Yes, the SNR adds up from any component in the system but the vast majority comes from outside the digital audio path. In other words, accumulating some dithered noise from a dozen effects is going to to be far less than that in the analog part of the system which is subjectable to all kinda of EMI noise and interference. Your accumulated SNR in your 16-bit TRANSPORT paths are going to be probably putting the SNR between 70dB and 80dB. Your actual analog audio path as a whole is probably going to be struggling to meet 60dB SNR. Your standard passive guitar pickups are brutal for SNR from EMI, everything else almost doesn't matter at all.
Again, as above, using higher precision in certain local math calcuations is essential. Using the 32-bit floats for IIR coefficients is going to be way more accurate than 64-bit fixed-point integers but the computation will be way slower.
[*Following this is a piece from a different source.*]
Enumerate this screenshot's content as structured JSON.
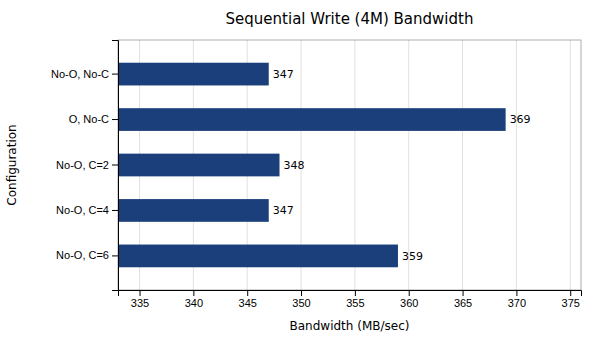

The 64-bit integer CMSIS accelerated biquads are way faster than the 32-bit float accelerated biquads. Using as many bits as you need hear in the fastest computation possible is what good DSP designers do. Slowing down the CPU and memory transfers putting bits where they do give you must return (like as transport between effects) is not a good idea.
By using 24-bit transport when you don't need to on a compute-bound processor means you are using more more RAM, more CPU cycles moving data around, everything gets slower. This is going to potentially reduce how complex your algorithm can be as with embedded audio processing we always seem to need more compute speed. Would you rather have more accurate reverbs and distortion effects due to more compute intensive algorithms, or would you rather trade that for simpler, less advanced algorithms in order to save a few dB of SNR buried so low you can't hear them anyway?